Os jornais e a TV são órgãos amplificadores dos pontos de vista do governo.

Um antigo resistente antifascista é colocado no governo para realizar o programa da campanha, para exigir tarefas, mas o que acontece? Nada. Ele é um dos que se decepcionaram.

Quem lê os livros?

Muitas pessoas que estão tendo um entendimento novo. Muita gente pensa que pode esclarecer-se através da Literatura.

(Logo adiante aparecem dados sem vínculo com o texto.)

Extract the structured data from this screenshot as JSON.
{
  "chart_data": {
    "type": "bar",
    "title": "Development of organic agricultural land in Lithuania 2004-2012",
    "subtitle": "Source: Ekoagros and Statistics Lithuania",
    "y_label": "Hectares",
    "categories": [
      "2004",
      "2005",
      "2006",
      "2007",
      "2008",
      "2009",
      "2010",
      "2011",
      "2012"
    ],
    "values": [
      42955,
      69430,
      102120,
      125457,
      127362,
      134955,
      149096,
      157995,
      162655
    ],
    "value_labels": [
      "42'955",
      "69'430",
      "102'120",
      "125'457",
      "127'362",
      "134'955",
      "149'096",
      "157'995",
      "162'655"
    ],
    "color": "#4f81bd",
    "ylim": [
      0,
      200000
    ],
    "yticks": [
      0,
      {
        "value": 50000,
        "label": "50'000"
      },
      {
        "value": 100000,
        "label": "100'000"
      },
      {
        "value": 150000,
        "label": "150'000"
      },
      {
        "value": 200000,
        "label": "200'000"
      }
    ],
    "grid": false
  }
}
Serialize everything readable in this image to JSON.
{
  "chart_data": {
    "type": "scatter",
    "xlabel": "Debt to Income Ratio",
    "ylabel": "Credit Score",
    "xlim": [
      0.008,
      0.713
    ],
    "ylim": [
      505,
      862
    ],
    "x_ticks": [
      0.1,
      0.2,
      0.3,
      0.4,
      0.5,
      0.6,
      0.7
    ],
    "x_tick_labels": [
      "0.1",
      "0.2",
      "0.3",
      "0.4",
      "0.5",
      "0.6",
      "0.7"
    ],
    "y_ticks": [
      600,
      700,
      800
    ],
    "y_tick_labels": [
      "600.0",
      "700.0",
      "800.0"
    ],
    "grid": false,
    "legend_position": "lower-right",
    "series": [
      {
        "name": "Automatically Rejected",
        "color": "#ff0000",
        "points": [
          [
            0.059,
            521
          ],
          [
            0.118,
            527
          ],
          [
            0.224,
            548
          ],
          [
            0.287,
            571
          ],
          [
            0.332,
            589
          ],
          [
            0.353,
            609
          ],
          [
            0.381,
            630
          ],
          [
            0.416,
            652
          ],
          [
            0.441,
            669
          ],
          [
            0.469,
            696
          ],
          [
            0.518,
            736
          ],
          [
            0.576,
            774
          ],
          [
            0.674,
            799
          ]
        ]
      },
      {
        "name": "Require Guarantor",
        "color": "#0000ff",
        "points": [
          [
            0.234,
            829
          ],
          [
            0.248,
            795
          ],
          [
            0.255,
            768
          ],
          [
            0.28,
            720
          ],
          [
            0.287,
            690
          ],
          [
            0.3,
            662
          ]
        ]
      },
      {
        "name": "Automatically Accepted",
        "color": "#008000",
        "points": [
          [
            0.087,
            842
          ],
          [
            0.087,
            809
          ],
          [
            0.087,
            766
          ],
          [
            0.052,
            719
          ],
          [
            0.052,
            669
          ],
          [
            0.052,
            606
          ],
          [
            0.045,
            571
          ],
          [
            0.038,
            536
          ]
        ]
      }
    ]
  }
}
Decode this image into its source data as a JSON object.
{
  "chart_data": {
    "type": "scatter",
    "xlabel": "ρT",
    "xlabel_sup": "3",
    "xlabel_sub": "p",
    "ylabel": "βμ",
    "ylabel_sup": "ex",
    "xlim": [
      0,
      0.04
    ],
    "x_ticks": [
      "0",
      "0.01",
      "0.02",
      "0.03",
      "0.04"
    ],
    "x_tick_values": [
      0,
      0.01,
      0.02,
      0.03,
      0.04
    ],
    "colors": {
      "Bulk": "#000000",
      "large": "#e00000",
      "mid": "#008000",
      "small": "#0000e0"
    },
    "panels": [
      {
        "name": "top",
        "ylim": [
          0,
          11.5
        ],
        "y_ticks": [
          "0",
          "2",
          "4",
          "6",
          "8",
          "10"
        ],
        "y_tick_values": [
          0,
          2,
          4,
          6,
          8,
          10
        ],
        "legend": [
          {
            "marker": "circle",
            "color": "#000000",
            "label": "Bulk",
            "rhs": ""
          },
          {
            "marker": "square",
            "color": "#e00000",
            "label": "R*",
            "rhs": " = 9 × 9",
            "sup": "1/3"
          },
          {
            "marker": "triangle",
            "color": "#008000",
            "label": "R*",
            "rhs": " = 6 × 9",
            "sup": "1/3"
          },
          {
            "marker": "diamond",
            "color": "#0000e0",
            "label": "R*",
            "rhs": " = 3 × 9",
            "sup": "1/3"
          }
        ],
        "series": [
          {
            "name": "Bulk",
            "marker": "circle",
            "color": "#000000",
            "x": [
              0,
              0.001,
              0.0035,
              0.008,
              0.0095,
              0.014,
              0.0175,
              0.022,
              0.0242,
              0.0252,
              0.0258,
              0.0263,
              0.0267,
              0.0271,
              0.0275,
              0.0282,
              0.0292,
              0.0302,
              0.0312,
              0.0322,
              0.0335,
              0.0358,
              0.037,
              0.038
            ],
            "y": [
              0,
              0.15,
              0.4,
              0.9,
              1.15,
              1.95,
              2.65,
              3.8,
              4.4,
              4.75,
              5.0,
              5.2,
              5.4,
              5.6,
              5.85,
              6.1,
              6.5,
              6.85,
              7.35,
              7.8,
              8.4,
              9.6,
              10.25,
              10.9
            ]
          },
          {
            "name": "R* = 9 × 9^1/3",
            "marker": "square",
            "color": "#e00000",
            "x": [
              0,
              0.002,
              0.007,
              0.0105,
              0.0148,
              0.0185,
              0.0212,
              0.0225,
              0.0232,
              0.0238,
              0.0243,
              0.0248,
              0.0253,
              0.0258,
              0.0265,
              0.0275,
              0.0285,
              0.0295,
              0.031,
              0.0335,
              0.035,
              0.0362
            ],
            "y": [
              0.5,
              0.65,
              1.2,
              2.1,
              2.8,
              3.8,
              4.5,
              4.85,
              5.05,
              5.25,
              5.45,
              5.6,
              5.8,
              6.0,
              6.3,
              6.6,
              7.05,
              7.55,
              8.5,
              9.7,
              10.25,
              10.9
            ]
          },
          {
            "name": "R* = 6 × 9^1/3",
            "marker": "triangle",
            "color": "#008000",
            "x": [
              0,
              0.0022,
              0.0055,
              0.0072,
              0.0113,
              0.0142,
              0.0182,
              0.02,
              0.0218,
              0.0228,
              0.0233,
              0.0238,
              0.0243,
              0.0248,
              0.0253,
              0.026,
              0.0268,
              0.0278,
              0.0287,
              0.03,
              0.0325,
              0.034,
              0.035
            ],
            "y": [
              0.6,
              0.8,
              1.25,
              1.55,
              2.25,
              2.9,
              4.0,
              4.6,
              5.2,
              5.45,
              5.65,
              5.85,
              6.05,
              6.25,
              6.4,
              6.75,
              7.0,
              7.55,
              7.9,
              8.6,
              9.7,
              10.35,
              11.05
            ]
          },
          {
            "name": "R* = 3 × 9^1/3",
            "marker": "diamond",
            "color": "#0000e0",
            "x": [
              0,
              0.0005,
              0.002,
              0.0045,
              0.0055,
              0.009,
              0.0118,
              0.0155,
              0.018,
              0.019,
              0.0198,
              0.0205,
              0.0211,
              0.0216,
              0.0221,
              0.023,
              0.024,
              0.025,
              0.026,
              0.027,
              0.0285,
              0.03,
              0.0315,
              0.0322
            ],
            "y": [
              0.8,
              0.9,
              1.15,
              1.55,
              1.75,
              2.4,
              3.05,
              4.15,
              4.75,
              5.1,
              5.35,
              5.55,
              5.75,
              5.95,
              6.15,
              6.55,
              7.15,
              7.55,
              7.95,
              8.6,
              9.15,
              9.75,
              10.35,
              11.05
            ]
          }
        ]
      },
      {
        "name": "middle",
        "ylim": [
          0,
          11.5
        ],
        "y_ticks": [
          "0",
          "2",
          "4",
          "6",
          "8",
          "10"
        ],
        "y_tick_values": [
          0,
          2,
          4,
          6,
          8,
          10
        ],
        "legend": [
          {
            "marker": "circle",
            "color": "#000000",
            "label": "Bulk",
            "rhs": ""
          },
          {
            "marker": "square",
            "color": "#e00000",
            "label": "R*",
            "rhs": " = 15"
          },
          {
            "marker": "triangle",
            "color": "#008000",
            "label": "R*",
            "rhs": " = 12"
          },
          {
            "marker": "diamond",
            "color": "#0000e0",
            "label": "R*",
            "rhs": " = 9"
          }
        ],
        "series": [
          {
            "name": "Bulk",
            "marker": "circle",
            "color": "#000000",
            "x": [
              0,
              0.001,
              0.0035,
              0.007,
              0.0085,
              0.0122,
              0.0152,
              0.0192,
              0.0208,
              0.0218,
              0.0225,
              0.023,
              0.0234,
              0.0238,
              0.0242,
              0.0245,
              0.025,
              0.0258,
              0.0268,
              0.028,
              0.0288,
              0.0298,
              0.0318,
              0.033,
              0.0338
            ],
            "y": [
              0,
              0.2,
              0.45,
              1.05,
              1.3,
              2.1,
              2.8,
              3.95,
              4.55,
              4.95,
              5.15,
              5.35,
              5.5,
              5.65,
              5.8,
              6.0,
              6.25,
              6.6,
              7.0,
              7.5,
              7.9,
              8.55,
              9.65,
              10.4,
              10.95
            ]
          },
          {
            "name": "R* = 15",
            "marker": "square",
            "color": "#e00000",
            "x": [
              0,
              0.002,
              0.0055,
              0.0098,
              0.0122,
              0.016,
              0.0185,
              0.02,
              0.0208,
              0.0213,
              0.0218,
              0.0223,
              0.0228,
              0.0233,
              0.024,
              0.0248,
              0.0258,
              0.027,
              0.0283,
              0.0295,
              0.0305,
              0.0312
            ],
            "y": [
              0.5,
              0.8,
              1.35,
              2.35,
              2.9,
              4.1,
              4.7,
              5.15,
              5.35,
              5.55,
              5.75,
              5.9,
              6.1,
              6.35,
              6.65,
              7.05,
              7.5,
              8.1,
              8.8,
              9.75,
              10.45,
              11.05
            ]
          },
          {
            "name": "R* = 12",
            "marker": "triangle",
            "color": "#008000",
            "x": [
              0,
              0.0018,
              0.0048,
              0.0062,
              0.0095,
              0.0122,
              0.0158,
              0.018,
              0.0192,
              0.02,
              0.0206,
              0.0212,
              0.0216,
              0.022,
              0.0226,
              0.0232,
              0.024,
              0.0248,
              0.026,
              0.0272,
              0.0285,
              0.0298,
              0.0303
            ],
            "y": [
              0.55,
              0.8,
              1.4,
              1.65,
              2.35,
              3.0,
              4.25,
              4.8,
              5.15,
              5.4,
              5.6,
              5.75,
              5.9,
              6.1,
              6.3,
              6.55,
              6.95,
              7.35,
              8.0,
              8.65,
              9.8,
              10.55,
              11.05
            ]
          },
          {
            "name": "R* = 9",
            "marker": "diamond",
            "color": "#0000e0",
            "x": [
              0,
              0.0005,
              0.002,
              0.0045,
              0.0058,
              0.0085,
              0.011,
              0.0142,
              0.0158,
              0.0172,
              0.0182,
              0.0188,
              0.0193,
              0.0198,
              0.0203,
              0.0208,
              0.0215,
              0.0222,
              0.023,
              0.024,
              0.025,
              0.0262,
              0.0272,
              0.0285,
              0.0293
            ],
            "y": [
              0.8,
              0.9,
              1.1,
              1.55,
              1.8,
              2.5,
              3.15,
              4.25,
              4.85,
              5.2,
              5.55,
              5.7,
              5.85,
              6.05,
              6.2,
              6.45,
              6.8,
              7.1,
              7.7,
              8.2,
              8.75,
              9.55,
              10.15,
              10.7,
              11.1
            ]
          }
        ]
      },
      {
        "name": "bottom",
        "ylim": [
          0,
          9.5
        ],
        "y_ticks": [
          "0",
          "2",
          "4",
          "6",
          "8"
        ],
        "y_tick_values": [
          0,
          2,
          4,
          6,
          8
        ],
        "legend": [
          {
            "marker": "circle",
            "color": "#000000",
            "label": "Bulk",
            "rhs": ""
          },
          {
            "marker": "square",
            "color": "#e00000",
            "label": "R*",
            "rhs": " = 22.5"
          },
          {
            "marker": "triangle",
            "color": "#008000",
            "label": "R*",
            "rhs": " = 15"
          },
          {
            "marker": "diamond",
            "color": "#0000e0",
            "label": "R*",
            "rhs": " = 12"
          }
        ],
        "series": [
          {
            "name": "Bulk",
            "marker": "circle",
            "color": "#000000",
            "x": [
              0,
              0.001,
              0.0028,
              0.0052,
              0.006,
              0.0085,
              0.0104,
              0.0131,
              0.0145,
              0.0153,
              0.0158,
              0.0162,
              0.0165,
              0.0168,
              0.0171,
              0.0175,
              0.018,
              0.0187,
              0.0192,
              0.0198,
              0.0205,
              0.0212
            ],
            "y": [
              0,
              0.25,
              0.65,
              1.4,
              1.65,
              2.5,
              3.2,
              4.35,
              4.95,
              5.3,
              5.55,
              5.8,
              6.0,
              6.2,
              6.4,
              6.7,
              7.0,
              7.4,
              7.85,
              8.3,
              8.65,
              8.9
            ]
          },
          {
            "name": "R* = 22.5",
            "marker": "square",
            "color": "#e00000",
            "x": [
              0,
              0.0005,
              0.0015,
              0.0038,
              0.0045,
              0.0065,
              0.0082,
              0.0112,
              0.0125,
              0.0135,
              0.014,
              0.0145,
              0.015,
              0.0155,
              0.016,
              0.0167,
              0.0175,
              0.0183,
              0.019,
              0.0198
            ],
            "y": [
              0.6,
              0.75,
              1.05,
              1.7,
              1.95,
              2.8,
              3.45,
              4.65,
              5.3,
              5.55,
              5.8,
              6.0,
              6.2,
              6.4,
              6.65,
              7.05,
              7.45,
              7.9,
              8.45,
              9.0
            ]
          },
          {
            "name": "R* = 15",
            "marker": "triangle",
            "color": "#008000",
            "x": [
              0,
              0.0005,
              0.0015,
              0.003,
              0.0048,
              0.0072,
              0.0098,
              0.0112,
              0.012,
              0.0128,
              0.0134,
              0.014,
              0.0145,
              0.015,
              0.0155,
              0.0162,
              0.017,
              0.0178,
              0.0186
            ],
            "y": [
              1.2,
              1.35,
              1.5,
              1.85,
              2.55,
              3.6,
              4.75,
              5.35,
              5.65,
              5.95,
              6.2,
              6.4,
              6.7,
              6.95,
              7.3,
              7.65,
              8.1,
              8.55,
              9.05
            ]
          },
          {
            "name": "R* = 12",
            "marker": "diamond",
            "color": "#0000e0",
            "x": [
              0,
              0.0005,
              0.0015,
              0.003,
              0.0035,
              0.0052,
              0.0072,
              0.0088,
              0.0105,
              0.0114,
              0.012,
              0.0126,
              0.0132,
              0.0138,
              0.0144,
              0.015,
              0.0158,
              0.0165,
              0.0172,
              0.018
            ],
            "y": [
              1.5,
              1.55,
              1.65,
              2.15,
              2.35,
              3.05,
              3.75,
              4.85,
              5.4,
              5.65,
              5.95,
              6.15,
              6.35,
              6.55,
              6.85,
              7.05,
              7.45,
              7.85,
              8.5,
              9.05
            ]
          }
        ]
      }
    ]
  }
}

Até 25 de abril os livros lidos eram as traduções de autores estrangeiros, principalmente franceses. Nos últimos anos, isso se tornou claro agora, o leitor prefere o escritor português. De 10 livros, 5 ou 6 são de autores portugueses."Memorial do Convento" vendeu 52 000 exemplares em dois anos. "O Ano da Morte de Ricardo Reis", 21 000 exemplares.

O leitor quer conhecer o escritor, quer falar com ele. A ação cultural tem um objetivo político. O leitor quer fazer perguntas sobre os livros: qualquer coisa que dê esperança. Há um alastramento, o grau de consciência vai se intensificando. O leitor sente que isso é com ele.

 


(*Aurora Bernardini é escritora, tradutora e professora de língua e literatura russas na USP.)